Endgültig absurd wird es, wenn die Begründung des sächsischen Innenministers Ulbig, die Gegendemonstrationen ebenfalls zu verbieten, tatsächlich so lautete, wie die Süddeutsche Zeitung schreibt. So soll diese Gegendemonstration deshalb auch verboten worden sein, weil befürchtet worden war, dass die potentiellen Attentäter nicht zwischen einer Pegida-Demonstration und deren Gegendemonstration unterscheiden könnten und damit auch Pegida ablehnende Menschen gefährdet wären.

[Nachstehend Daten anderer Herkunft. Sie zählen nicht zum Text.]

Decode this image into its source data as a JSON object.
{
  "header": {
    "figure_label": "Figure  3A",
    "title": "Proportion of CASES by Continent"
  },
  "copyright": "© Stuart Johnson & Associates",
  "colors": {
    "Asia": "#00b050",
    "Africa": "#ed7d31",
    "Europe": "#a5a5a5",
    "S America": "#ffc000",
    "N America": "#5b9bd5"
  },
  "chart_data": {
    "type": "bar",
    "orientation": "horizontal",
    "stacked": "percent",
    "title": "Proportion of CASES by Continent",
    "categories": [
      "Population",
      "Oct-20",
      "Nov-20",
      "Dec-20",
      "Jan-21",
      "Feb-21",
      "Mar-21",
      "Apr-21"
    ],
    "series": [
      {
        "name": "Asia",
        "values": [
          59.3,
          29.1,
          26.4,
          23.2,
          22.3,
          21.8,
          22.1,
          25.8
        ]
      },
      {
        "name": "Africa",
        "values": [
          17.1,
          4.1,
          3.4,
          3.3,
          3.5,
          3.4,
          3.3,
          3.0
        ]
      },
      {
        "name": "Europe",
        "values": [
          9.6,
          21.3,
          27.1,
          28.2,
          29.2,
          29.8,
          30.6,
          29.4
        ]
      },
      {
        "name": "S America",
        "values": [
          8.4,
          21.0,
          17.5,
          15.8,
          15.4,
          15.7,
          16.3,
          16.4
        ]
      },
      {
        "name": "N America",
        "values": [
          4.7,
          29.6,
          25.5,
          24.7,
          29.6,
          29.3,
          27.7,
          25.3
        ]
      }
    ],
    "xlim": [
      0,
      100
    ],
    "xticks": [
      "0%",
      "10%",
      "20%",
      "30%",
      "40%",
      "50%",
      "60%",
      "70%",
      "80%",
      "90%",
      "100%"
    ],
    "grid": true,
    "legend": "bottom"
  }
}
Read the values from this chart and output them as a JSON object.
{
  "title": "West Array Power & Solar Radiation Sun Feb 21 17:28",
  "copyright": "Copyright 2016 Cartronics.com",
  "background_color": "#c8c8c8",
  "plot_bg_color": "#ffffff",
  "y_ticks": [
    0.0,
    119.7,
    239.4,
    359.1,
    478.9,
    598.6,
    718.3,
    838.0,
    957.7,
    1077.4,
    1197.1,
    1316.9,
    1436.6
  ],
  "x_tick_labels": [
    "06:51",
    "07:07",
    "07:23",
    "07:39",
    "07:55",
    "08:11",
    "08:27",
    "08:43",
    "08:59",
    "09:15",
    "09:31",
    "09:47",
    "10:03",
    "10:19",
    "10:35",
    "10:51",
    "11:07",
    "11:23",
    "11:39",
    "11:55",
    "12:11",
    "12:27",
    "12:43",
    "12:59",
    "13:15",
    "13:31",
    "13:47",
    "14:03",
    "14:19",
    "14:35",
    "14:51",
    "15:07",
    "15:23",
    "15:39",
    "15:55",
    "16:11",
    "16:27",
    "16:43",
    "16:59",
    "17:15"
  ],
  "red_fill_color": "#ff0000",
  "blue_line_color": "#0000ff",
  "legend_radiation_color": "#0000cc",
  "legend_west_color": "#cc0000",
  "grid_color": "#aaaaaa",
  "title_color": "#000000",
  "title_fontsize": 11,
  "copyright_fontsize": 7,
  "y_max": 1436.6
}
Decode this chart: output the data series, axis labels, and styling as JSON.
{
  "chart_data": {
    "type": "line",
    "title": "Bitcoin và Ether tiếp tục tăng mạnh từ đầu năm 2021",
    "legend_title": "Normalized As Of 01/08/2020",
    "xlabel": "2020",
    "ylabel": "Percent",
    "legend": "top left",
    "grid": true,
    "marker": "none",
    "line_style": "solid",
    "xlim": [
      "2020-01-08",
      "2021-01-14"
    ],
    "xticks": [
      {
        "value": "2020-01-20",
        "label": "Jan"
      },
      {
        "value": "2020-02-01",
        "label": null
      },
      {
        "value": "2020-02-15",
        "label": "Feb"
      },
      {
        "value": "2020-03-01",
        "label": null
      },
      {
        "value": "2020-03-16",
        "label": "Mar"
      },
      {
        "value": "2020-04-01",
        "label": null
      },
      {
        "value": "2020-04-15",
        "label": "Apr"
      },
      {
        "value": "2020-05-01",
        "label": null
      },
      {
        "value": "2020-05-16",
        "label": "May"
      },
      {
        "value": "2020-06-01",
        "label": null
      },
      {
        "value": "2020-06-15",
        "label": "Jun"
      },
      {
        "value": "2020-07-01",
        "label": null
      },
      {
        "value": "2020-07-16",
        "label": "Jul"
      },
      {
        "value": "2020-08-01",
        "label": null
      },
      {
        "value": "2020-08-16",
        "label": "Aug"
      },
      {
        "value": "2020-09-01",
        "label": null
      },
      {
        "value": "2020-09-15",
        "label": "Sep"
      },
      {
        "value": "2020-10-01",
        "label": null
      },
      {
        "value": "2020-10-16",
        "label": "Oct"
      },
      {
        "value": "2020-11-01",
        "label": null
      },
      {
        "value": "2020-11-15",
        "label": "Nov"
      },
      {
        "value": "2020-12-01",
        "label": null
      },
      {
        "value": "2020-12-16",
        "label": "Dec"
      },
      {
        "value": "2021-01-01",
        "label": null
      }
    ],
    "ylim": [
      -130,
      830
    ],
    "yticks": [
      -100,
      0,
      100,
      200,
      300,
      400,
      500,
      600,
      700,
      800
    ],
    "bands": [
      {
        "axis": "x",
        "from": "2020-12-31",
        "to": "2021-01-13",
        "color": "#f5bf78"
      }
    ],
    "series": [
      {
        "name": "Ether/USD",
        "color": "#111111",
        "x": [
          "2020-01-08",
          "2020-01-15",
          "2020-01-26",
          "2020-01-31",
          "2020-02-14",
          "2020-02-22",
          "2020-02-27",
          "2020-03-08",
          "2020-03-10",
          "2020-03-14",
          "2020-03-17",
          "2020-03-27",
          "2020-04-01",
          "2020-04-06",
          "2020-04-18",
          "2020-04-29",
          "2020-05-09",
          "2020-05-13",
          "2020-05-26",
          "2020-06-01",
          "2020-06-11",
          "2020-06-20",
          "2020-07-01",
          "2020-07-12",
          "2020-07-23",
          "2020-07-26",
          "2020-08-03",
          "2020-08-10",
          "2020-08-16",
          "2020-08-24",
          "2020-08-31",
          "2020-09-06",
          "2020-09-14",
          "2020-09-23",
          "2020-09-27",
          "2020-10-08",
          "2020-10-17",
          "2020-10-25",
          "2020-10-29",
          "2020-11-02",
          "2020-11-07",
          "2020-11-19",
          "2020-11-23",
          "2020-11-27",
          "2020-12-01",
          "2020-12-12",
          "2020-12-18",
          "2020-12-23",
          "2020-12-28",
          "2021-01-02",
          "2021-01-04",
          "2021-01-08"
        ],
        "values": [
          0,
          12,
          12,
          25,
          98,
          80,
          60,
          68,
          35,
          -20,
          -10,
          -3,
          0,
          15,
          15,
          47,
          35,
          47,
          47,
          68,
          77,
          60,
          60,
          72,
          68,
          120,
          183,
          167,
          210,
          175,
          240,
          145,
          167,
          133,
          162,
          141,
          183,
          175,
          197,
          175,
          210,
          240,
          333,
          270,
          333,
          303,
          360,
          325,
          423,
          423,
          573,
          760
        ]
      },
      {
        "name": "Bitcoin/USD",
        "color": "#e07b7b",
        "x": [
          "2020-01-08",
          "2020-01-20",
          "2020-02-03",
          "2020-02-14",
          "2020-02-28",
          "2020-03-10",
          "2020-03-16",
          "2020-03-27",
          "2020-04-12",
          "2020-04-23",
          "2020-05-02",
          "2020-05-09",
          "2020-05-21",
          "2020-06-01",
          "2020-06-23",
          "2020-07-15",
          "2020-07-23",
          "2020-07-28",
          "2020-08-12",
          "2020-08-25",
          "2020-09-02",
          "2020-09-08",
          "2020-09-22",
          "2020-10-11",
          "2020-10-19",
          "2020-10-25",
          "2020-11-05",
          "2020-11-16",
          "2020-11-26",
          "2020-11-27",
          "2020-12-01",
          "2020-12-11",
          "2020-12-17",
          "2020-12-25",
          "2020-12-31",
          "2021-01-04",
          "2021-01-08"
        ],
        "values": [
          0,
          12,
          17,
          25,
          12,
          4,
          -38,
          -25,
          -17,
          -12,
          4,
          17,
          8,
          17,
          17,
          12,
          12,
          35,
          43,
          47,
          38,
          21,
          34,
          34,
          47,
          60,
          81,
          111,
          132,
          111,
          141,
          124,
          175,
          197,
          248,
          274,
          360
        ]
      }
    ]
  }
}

Dies ist etwas, was es sich lohnt, auf der Zunge zergehen zu lassen. Eine Demonstration und die Gegendemonstration werden verboten, weil angenommen wird, dass potentielle Attentäter zu dumm dafür sind, das Opfer von dessen Kritikern zu unterscheiden. Wenn also beispielsweise eine Nazi-Größe nun bedroht wird, wird nicht nur die NPD-Kundgebung, sondern auch gleich die Gegenkundgebung verboten? Wie hier das Demonstrationsrecht mit Füßen getreten wurde, sollte nicht so schnell ad acta gelegt werden, egal wie man zu Pegida selbst steht. Vorschnelle Panikmache und Grundrechtseinschränkungen helfen niemandem und führen nur zu noch mehr Frustration und Angst.


Nachtrag, 21.12015, 14.08 Uhr: Im Text war versehentlich "Frank" als Vorname Herrn Bachmanns angegeben worden, er heißt natürlich Lutz. Danke für die Kommentierenden für den Hinweis.